Тотчас несколько музыкантов отложили инструменты и оружие, следом за Герминой начали спускаться в воронку.

— Вероятно, вам понадобится врач, — старик жестом остановил движение Фауста. — Герартц! Подойдите. Вы отправитесь с ними: они нуждаются в помощи. Захватите саквояж с медикаментами. И скрипку.

Тем временем из-за вздыбленных плит показалась Гермина. Потом мужчины вытащили наверх двух раненых.

— Я дам вам людей перенести их в убежище, — продолжал дирижер. — Пусть твоя сестра проводит, а ты, прошу, останься…

Смысл этих слов не дошел до сознания Фауста: он не мог отвести взгляд от женщины, просившей у него бумажку — вопрос к Главе, — листок по-прежнему выглядывал из сжатого кулака, — бросившуюся на Герма. Улыбка на ее лице сменилась гримасой страдания и боли. Она лежала в прежней позе, только выражение лица изменилось, да снег, покрывший все кругом, уже начавший оседать, стаял на открытых участках ее тела.
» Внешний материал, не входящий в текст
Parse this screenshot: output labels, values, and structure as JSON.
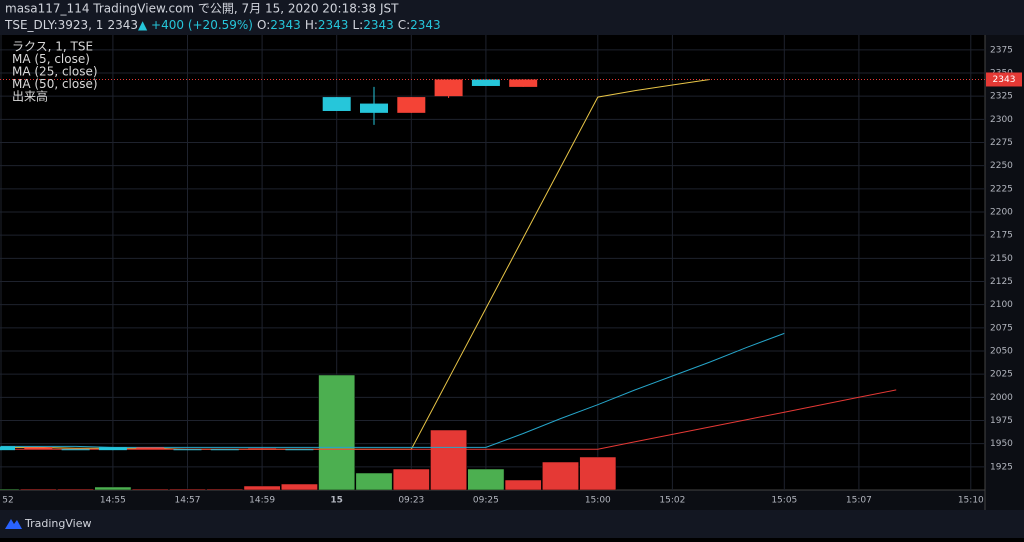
{
  "chart_data": {
    "type": "candlestick",
    "header": "masa117_114 TradingView.com で公開, 7月 15, 2020 20:18:38 JST",
    "symbol": "TSE_DLY:3923, 1",
    "last": 2343,
    "change": "▲ +400 (+20.59%)",
    "ohlc_labels": [
      "O:",
      "H:",
      "L:",
      "C:"
    ],
    "ohlc_values": [
      2343,
      2343,
      2343,
      2343
    ],
    "legend": [
      "ラクス, 1, TSE",
      "MA (5, close)",
      "MA (25, close)",
      "MA (50, close)",
      "出来高"
    ],
    "brand": "TradingView",
    "categories": [
      "52",
      null,
      null,
      "14:55",
      null,
      "14:57",
      null,
      "14:59",
      null,
      "15",
      null,
      "09:23",
      null,
      "09:25",
      null,
      null,
      "15:00",
      null,
      "15:02",
      null,
      null,
      "15:05",
      null,
      "15:07",
      null,
      null,
      "15:10"
    ],
    "open": [
      1943,
      1946,
      1944,
      1943,
      1946,
      1944,
      1944,
      1945,
      1944,
      2309,
      2307,
      2324,
      2343,
      2336,
      2343,
      null,
      null,
      null,
      null,
      null,
      null,
      null,
      null,
      null,
      null,
      null,
      null
    ],
    "high": [
      1947,
      1946,
      1944,
      1946,
      1946,
      1944,
      1944,
      1945,
      1944,
      2324,
      2335,
      2324,
      2343,
      2343,
      2343,
      null,
      null,
      null,
      null,
      null,
      null,
      null,
      null,
      null,
      null,
      null,
      null
    ],
    "low": [
      1943,
      1944,
      1944,
      1943,
      1944,
      1944,
      1944,
      1944,
      1944,
      2309,
      2294,
      2307,
      2323,
      2336,
      2335,
      null,
      null,
      null,
      null,
      null,
      null,
      null,
      null,
      null,
      null,
      null,
      null
    ],
    "close": [
      1947,
      1944,
      1944,
      1946,
      1944,
      1944,
      1944,
      1944,
      1944,
      2324,
      2317,
      2307,
      2325,
      2343,
      2335,
      null,
      null,
      null,
      null,
      null,
      null,
      null,
      null,
      null,
      null,
      null,
      null
    ],
    "up_color": "#26c6da",
    "down_color": "#f44336",
    "volume": [
      1,
      1,
      1,
      3,
      1,
      1,
      1,
      4,
      6,
      115,
      17,
      21,
      60,
      21,
      10,
      28,
      33,
      null,
      null,
      null,
      null,
      null,
      null,
      null,
      null,
      null,
      null
    ],
    "volume_colors": [
      "#4caf50",
      "#e53935",
      "#e53935",
      "#4caf50",
      "#e53935",
      "#e53935",
      "#e53935",
      "#e53935",
      "#e53935",
      "#4caf50",
      "#4caf50",
      "#e53935",
      "#e53935",
      "#4caf50",
      "#e53935",
      "#e53935",
      "#e53935",
      null,
      null,
      null,
      null,
      null,
      null,
      null,
      null,
      null,
      null
    ],
    "volume_ylim": [
      0,
      455
    ],
    "series": [
      {
        "name": "MA (5, close)",
        "color": "#e8c547",
        "values": [
          1946,
          1946,
          1945,
          1945,
          1945,
          1944,
          1944,
          1944,
          1944,
          1944,
          1944,
          1944,
          2020,
          2096,
          2172,
          2248,
          2324,
          2331,
          2337,
          2343,
          null,
          null,
          null,
          null,
          null,
          null,
          null
        ]
      },
      {
        "name": "MA (25, close)",
        "color": "#26a5c9",
        "values": [
          1947,
          1947,
          1947,
          1946,
          1946,
          1946,
          1946,
          1946,
          1946,
          1946,
          1946,
          1946,
          1946,
          1946,
          1961,
          1977,
          1992,
          2008,
          2023,
          2038,
          2054,
          2069,
          null,
          null,
          null,
          null,
          null
        ]
      },
      {
        "name": "MA (50, close)",
        "color": "#e53935",
        "values": [
          1944,
          1944,
          1944,
          1944,
          1944,
          1944,
          1944,
          1944,
          1944,
          1944,
          1944,
          1944,
          1944,
          1944,
          1944,
          1944,
          1944,
          1952,
          1960,
          1968,
          1976,
          1984,
          1992,
          2000,
          2008,
          null,
          null
        ]
      }
    ],
    "ylim": [
      1900,
      2391
    ],
    "yticks": [
      1925,
      1950,
      1975,
      2000,
      2025,
      2050,
      2075,
      2100,
      2125,
      2150,
      2175,
      2200,
      2225,
      2250,
      2275,
      2300,
      2325,
      2350,
      2375
    ],
    "grid": true
  }
}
— Герартц! — позвал Фауст и указал глазами на женщину.

Прежде чем врач успел двинуться, к той подскочила Гермина, недоброе предчувствие всколыхнуло Фауста, он отвернулся, чтобы не стать свидетелем расправы.

— Она тоже жива…

— Хорошо, еще двое пойдут, — кивнул дирижер, всматриваясь в девушку, обескураженный той гаммой чувств, противоречивых, напряженных до крайнего предела, вместившихся в три коротких слова: она тоже жива… — Герартц, по-видимому, вам придется задержаться подольше. Кто бы мог подумать?..

Фауст остался с музыкантами, и пока были видны спины уходящих, молчал напряженно. Слишком многое он должен выяснить у этих людей, чье появление вселяло страх, не вопросы не укладывались в слова, а в голове стучало: «Все не так… все не так…» в такт шагам несущих раненых. Наконец он повернулся к дирижеру и замер, увидев в его глазах смятение, вызванное теми же вопросами к нему, Фаусту. И первый, мелькнувший, как сполох молнии: «Кто вы?», не выбился наружу ни у того, ни у другого. «Мы — люди!» — разве этого ответа было мало? Разве не вмещал он в себя все?!
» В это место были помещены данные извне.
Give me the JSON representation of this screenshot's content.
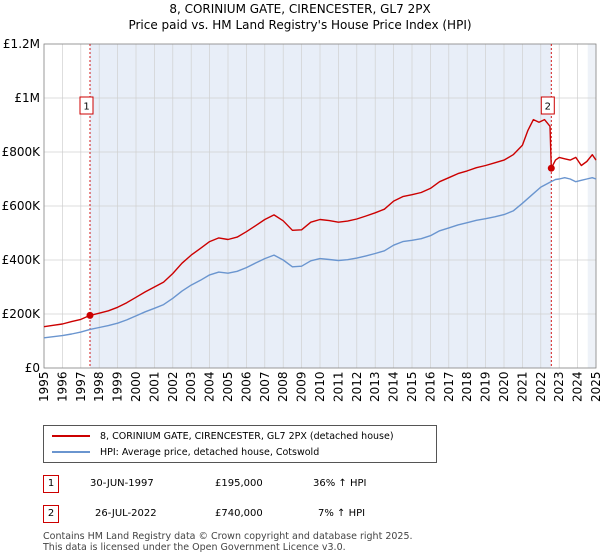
{
  "title": "8, CORINIUM GATE, CIRENCESTER, GL7 2PX",
  "subtitle": "Price paid vs. HM Land Registry's House Price Index (HPI)",
  "colors": {
    "property": "#cc0000",
    "hpi": "#6a95cf",
    "shade": "#e8eef8",
    "marker": "#cc0000"
  },
  "chart_data": {
    "type": "line",
    "xlim": [
      1995,
      2025
    ],
    "ylim": [
      0,
      1200000
    ],
    "yticks": [
      {
        "value": 0,
        "label": "£0"
      },
      {
        "value": 200000,
        "label": "£200K"
      },
      {
        "value": 400000,
        "label": "£400K"
      },
      {
        "value": 600000,
        "label": "£600K"
      },
      {
        "value": 800000,
        "label": "£800K"
      },
      {
        "value": 1000000,
        "label": "£1M"
      },
      {
        "value": 1200000,
        "label": "£1.2M"
      }
    ],
    "xticks": [
      "1995",
      "1996",
      "1997",
      "1998",
      "1999",
      "2000",
      "2001",
      "2002",
      "2003",
      "2004",
      "2005",
      "2006",
      "2007",
      "2008",
      "2009",
      "2010",
      "2011",
      "2012",
      "2013",
      "2014",
      "2015",
      "2016",
      "2017",
      "2018",
      "2019",
      "2020",
      "2021",
      "2022",
      "2023",
      "2024",
      "2025"
    ],
    "series": [
      {
        "name": "8, CORINIUM GATE, CIRENCESTER, GL7 2PX (detached house)",
        "x": [
          1995.0,
          1995.5,
          1996.0,
          1996.5,
          1997.0,
          1997.5,
          1998.0,
          1998.5,
          1999.0,
          1999.5,
          2000.0,
          2000.5,
          2001.0,
          2001.5,
          2002.0,
          2002.5,
          2003.0,
          2003.5,
          2004.0,
          2004.5,
          2005.0,
          2005.5,
          2006.0,
          2006.5,
          2007.0,
          2007.5,
          2008.0,
          2008.5,
          2009.0,
          2009.5,
          2010.0,
          2010.5,
          2011.0,
          2011.5,
          2012.0,
          2012.5,
          2013.0,
          2013.5,
          2014.0,
          2014.5,
          2015.0,
          2015.5,
          2016.0,
          2016.5,
          2017.0,
          2017.5,
          2018.0,
          2018.5,
          2019.0,
          2019.5,
          2020.0,
          2020.5,
          2021.0,
          2021.3,
          2021.6,
          2021.9,
          2022.2,
          2022.5,
          2022.57,
          2022.8,
          2023.0,
          2023.3,
          2023.6,
          2023.9,
          2024.2,
          2024.5,
          2024.8,
          2025.0
        ],
        "y": [
          153000,
          158000,
          163000,
          172000,
          180000,
          195000,
          203000,
          212000,
          225000,
          242000,
          262000,
          282000,
          300000,
          318000,
          350000,
          388000,
          418000,
          443000,
          468000,
          482000,
          476000,
          485000,
          505000,
          527000,
          550000,
          567000,
          545000,
          510000,
          512000,
          540000,
          550000,
          546000,
          540000,
          544000,
          552000,
          563000,
          575000,
          588000,
          618000,
          635000,
          642000,
          650000,
          665000,
          690000,
          705000,
          720000,
          730000,
          742000,
          750000,
          760000,
          770000,
          790000,
          825000,
          880000,
          920000,
          910000,
          920000,
          895000,
          740000,
          770000,
          780000,
          775000,
          770000,
          780000,
          750000,
          765000,
          790000,
          770000
        ]
      },
      {
        "name": "HPI: Average price, detached house, Cotswold",
        "x": [
          1995.0,
          1995.5,
          1996.0,
          1996.5,
          1997.0,
          1997.5,
          1998.0,
          1998.5,
          1999.0,
          1999.5,
          2000.0,
          2000.5,
          2001.0,
          2001.5,
          2002.0,
          2002.5,
          2003.0,
          2003.5,
          2004.0,
          2004.5,
          2005.0,
          2005.5,
          2006.0,
          2006.5,
          2007.0,
          2007.5,
          2008.0,
          2008.5,
          2009.0,
          2009.5,
          2010.0,
          2010.5,
          2011.0,
          2011.5,
          2012.0,
          2012.5,
          2013.0,
          2013.5,
          2014.0,
          2014.5,
          2015.0,
          2015.5,
          2016.0,
          2016.5,
          2017.0,
          2017.5,
          2018.0,
          2018.5,
          2019.0,
          2019.5,
          2020.0,
          2020.5,
          2021.0,
          2021.5,
          2022.0,
          2022.5,
          2022.8,
          2023.0,
          2023.3,
          2023.6,
          2023.9,
          2024.2,
          2024.5,
          2024.8,
          2025.0
        ],
        "y": [
          112000,
          116000,
          120000,
          126000,
          133000,
          143000,
          150000,
          157000,
          166000,
          178000,
          193000,
          208000,
          221000,
          235000,
          258000,
          285000,
          307000,
          325000,
          345000,
          355000,
          351000,
          358000,
          372000,
          389000,
          405000,
          418000,
          400000,
          375000,
          377000,
          397000,
          405000,
          402000,
          398000,
          401000,
          407000,
          415000,
          424000,
          434000,
          455000,
          468000,
          473000,
          479000,
          490000,
          508000,
          519000,
          530000,
          538000,
          547000,
          553000,
          560000,
          568000,
          582000,
          610000,
          640000,
          670000,
          688000,
          698000,
          700000,
          705000,
          700000,
          690000,
          695000,
          700000,
          705000,
          700000
        ]
      }
    ],
    "annotations": [
      {
        "label": "1",
        "x": 1997.5,
        "y": 195000
      },
      {
        "label": "2",
        "x": 2022.57,
        "y": 740000
      }
    ]
  },
  "legend": {
    "property_label": "8, CORINIUM GATE, CIRENCESTER, GL7 2PX (detached house)",
    "hpi_label": "HPI: Average price, detached house, Cotswold"
  },
  "transactions": [
    {
      "num": "1",
      "date": "30-JUN-1997",
      "price": "£195,000",
      "hpi": "36% ↑ HPI"
    },
    {
      "num": "2",
      "date": "26-JUL-2022",
      "price": "£740,000",
      "hpi": "7% ↑ HPI"
    }
  ],
  "footer": {
    "line1": "Contains HM Land Registry data © Crown copyright and database right 2025.",
    "line2": "This data is licensed under the Open Government Licence v3.0."
  }
}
— Пойду, пожалуй, — сказал Фауст. — Ждут меня…

— Да. Тебя ждут. Иди… И приходи в следующий раз. Завтра.

— Меня зовут Фауст.

Дирижер улыбнулся и повторил оборванную ранее фразу:

— Кто бы мог подумать, что все вернется на круги своя? Даже Фауст…

«Какой сегодня длинный день, Самый длинный из бесконечных», — думал Фауст, останавливаясь у входа в жилье. Он склонился над зеленым пучком травы, привлекшим его внимание утром, его захлестнула теплая волна нежности, и горло сдавил спазм. Мимо прошли музыканты, выполнившие приказ дирижера, возвращающиеся во взвод. Они, не скрываясь, с любопытством рассматривали Фауста, и ни в одном взгляде не ощутил он оттенка угрозы.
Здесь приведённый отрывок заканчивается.